Jak jezdzilem tylko do pracy i spowrotem na zimnym silniku przez przypuscmy tydzien- nie bylo problemow - moc byla non stop i kontrolka silnka jak nawet byla to znikala (kilkukrotne odpalenie i nieodnotowanie bledow przez komputer wylacza kontolke badajze - tak slyszalem)
po podlaczeniu pod komputer wyszedl jeden blad- nastawnik turbo - za duza wartosc pradu, lub za mala (nie pamietam dokladnie- musialbym jeszcze raz podlaczyc), czyli samochod odlaczal to urzadzenie ktore steruje turbo.
Podjechalem do znajomego mechanika sprawdzic czy dobrze jest ustawione to urzadzenie wzgledem turbo.
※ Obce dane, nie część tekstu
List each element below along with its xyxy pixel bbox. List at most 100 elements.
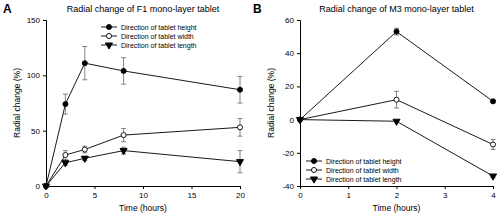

Podlaczyl i wyszlo ze za duzy prad dochodzil przy minimalnym wychyleniu i dodatkowo zle bylo ustawione.) Ustawilismy poprawnie i samochod jezdzil przez 4 dni bez problemu.
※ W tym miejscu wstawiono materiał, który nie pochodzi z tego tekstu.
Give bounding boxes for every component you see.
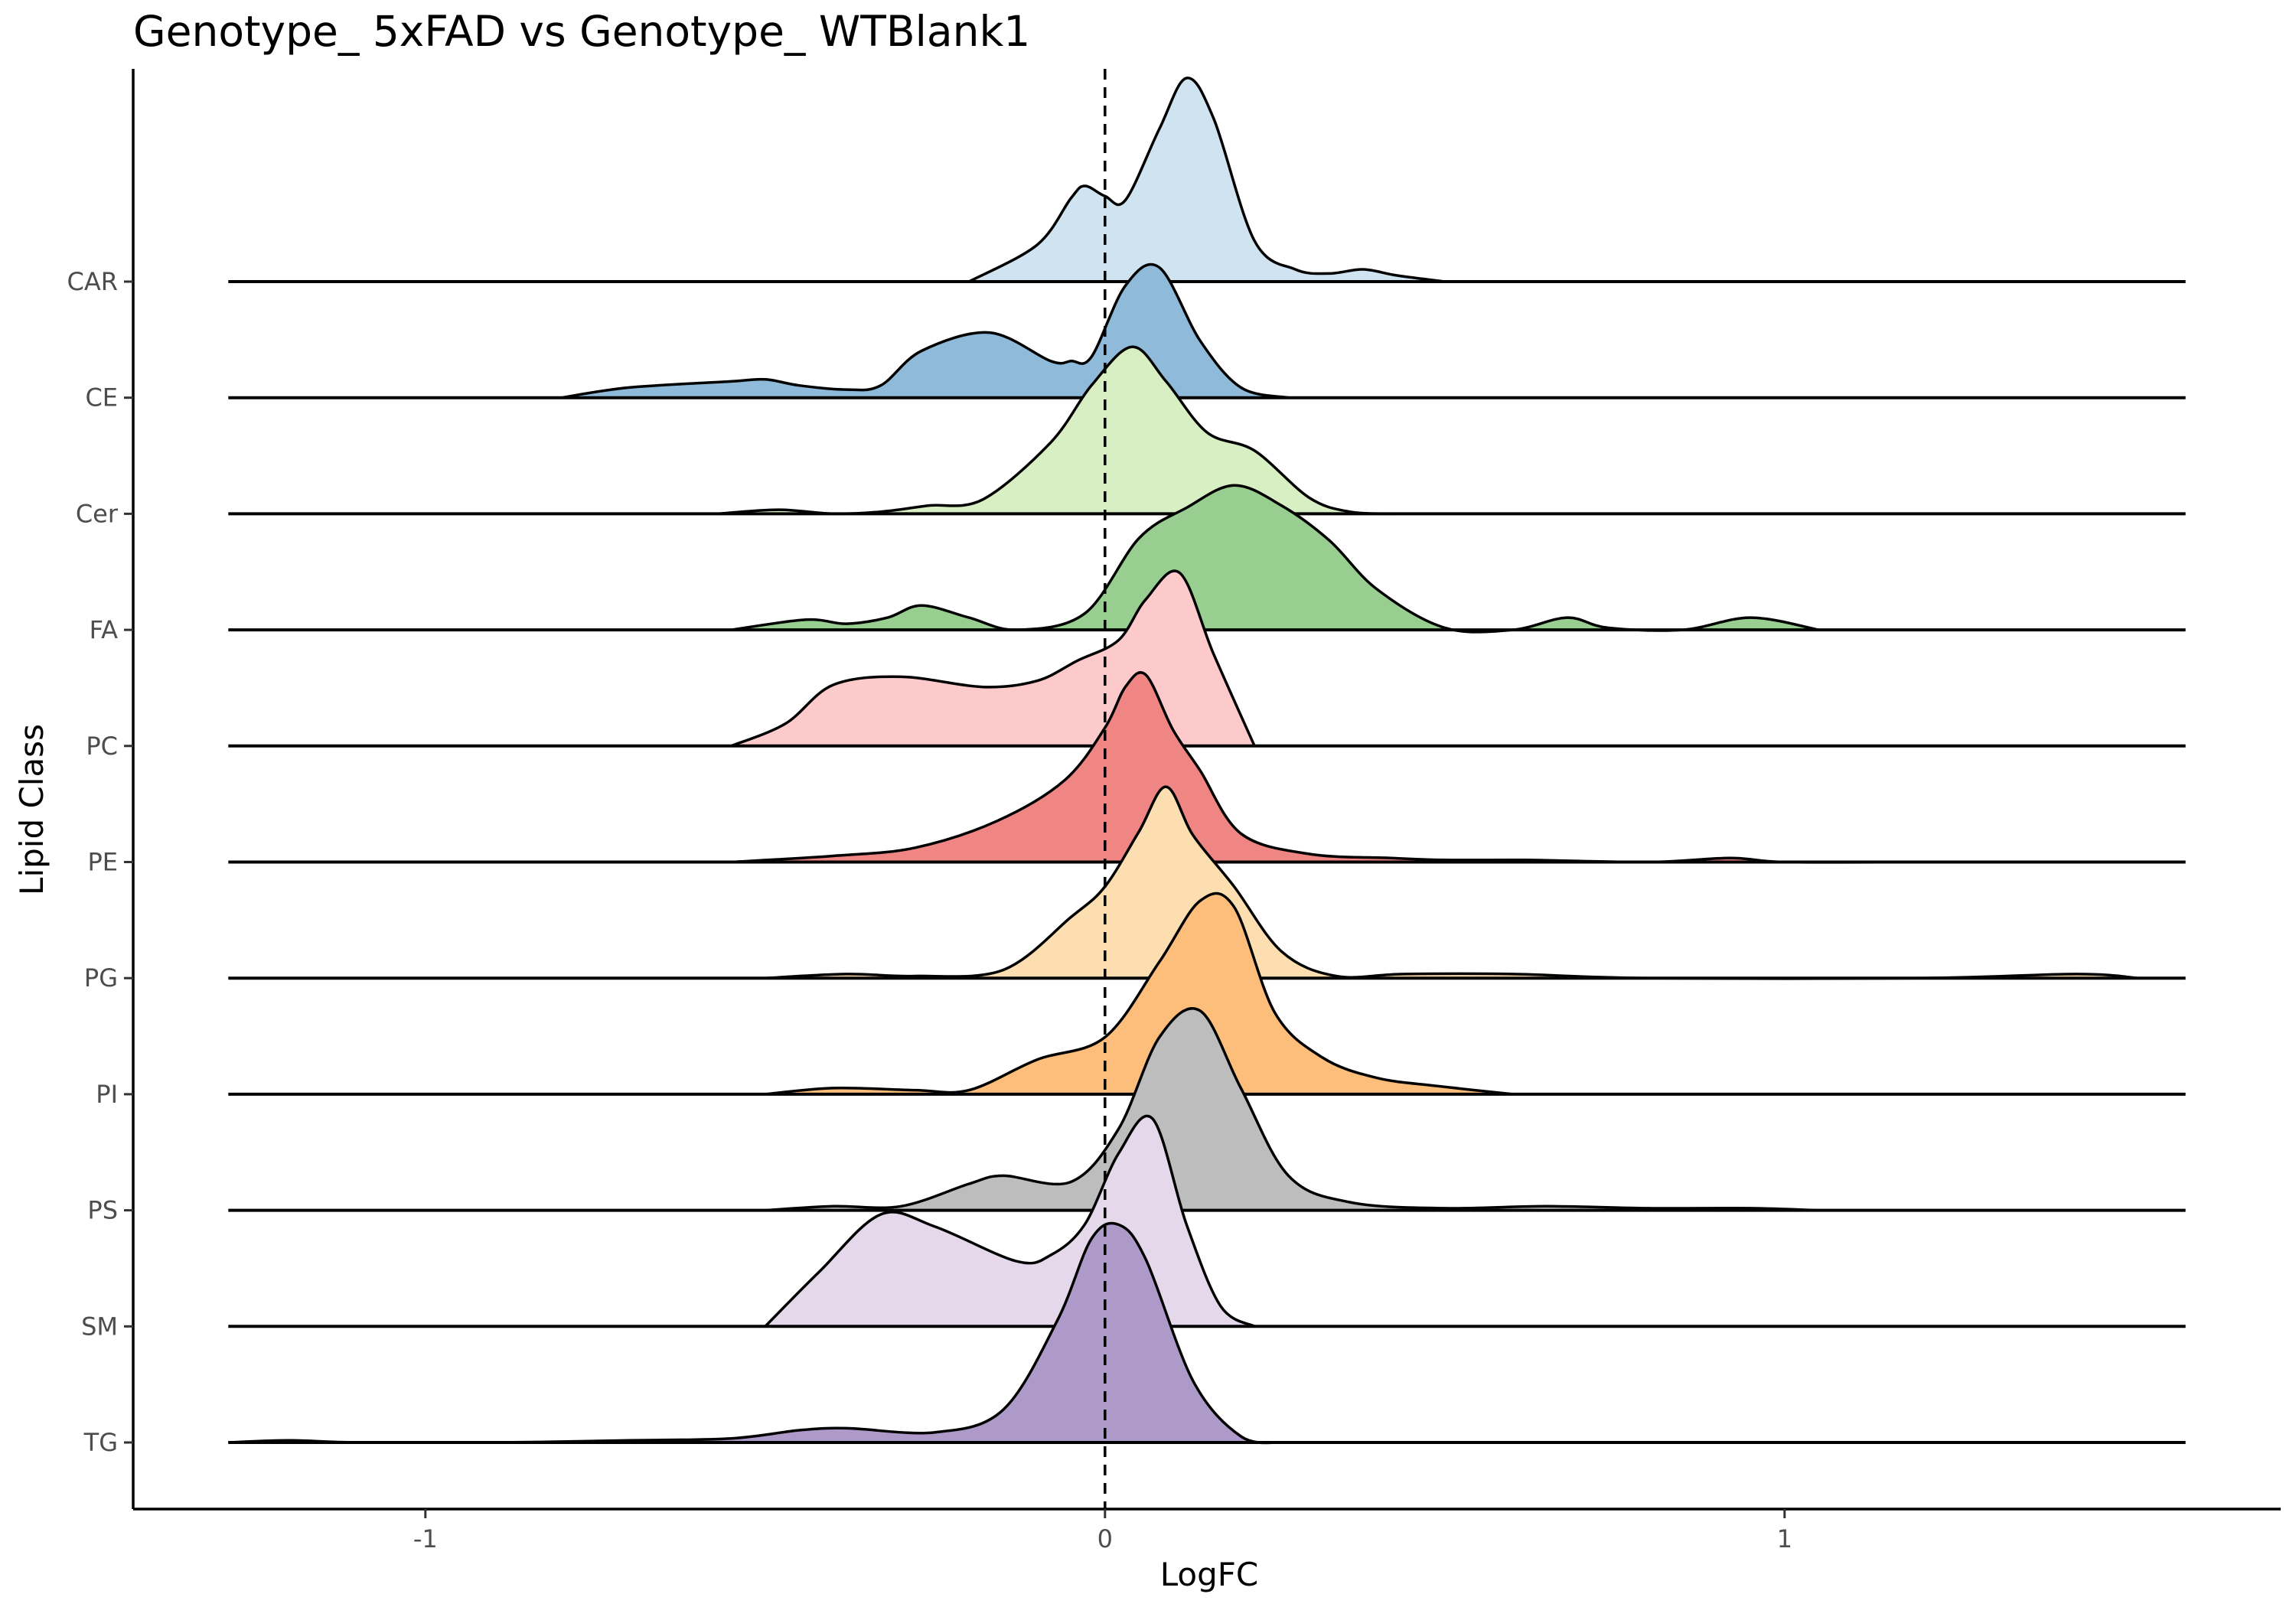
- y-tick-label: TG: [83, 1428, 118, 1457]
- ridge-car: [228, 77, 2186, 283]
- ridge-outline-car: [968, 77, 1446, 283]
- x-tick-label: 0: [1097, 1524, 1113, 1553]
- y-tick-label: SM: [81, 1312, 118, 1341]
- y-axis-ticks: CAR CE Cer FA PC PE PG PI PS SM TG: [67, 267, 133, 1457]
- ridge-outline-sm: [764, 1114, 1256, 1328]
- ridge-ps: [228, 1007, 2186, 1212]
- chart-title: Genotype_ 5xFAD vs Genotype_ WTBlank1: [133, 7, 1030, 56]
- y-tick-label: CE: [85, 383, 118, 412]
- x-tick-label: 1: [1777, 1524, 1792, 1553]
- ridge-outline-pc: [730, 569, 1256, 748]
- ridge-fill-pe: [731, 672, 1921, 862]
- ridge-fill-fa: [731, 485, 1819, 632]
- y-tick-label: PS: [87, 1196, 118, 1225]
- ridge-fill-cer: [717, 347, 1397, 514]
- y-tick-label: Cer: [76, 499, 119, 528]
- ridge-fill-pi: [765, 893, 1513, 1094]
- y-tick-label: PI: [96, 1080, 118, 1109]
- y-axis-label: Lipid Class: [13, 724, 51, 895]
- ridge-fill-ce: [561, 264, 1289, 398]
- ridge-fill-pc: [731, 571, 1255, 746]
- ridge-outline-ce: [561, 262, 1289, 399]
- ridge-fill-car: [969, 77, 1445, 282]
- y-tick-label: PE: [87, 848, 118, 877]
- y-tick-label: CAR: [67, 267, 118, 296]
- ridge-tg: [228, 1221, 2186, 1445]
- x-axis-ticks: -1 0 1: [413, 1509, 1792, 1553]
- x-tick-label: -1: [413, 1524, 438, 1553]
- ridge-fa: [228, 484, 2186, 634]
- ridge-fill-tg: [228, 1223, 1282, 1443]
- y-tick-label: PG: [84, 963, 118, 993]
- ridges-layer: [228, 77, 2186, 1445]
- ridge-outline-pi: [765, 892, 1513, 1096]
- ridge-outline-pg: [765, 785, 2138, 980]
- ridge-outline-fa: [731, 484, 1819, 634]
- ridge-ce: [228, 262, 2186, 399]
- y-tick-label: FA: [90, 615, 118, 644]
- ridge-outline-ps: [765, 1007, 1819, 1212]
- y-tick-label: PC: [86, 732, 118, 761]
- ridge-fill-pg: [765, 787, 2138, 979]
- x-axis-label: LogFC: [1160, 1556, 1259, 1593]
Pozniej znow zaczely sie problemy - zaczal wyskaiwac ten sam blad + dolaczyl blad (turbocharger boost pressure is to low czy jakos tak) - wychodzilo ze nastawnik turbo juz calkiem wyzional ducha i czeka mnie grubsza naprawa.
Umowilem sie z mechanikiem- rozebralismy turbo- wyjelismy na stol- masakra, kierownice zapieczone- nie dziwne- samochod ma prawie 300 tys km przebiegu.
A wiec wymienilem turbo na nowe regenerowane razem z nowym nastawnikiem z roczna gwarancja i nielimitowanym przebiegiem.
Podlaczylylismy wszystko spowrotem- pierwsze odpalenie - znow wyskakuja te same bledy a turbo nie dziala.

wiec mechanik wyciagnal nastawnik, zamontowal 2 - ustawil- dalej nie dziala.
sprawdzilismy wtyczke, piny - powyginalismy przewod - podlaczylismy- jest dziala.
pojechalismy na jazde probna - wszystko ok. turbo ok, nastawnik ok- sprawdzany jeszcze kilka razy aparatura serwisowa- podejrzenie padlo na przewod co idzie do samego tego nastawnika lub na wtyczke. Komputer bledow juz nie pokazywal.
Nastepnego dnia przyszla nowa wtyczka, zrobilismy nowe przewody, wymienilismy okolo 20 cm przewodu- podlaczylismy- dalej nic to nie daje- turbo dalej raz dziala, raz nie...
i dochodzimy do dnia dzisiejszego.
dzisiaj zrobilem taki test.
Na cieplym silniku.
- nie bylo mocy wiec zgasilem samochod, wyciagnalem kluczyk ze stacyjki, odpalilem samochod jeszcze raz , bez rezultatow. Powtorzylem operacje- moc wrocila!!
Przejechalem kawalek, stanalem, zgasilem silnik, odpalilem znow- nie ma mocy
przejechalem kawalek, powtorzylem operacje z gaszeniem i odpalaniem i moc znow wrocila.
Juz razem z mechanikiem nie wiemy co mu dolega:// Podjerzenie padlo na ecu (glowny komputer ze fiksuje- ma zimne luty ect.)
Koledzy doradzcie co jeszcze sprawdzic samemu, lub z pomoca mechanika zeby wykluczyc lub znalezc co sie dzieje bo juz opadamy z sil i nie wydawac pieniedzy na marne?
dzieki za pomoc i przepraszam za tak dlugi post.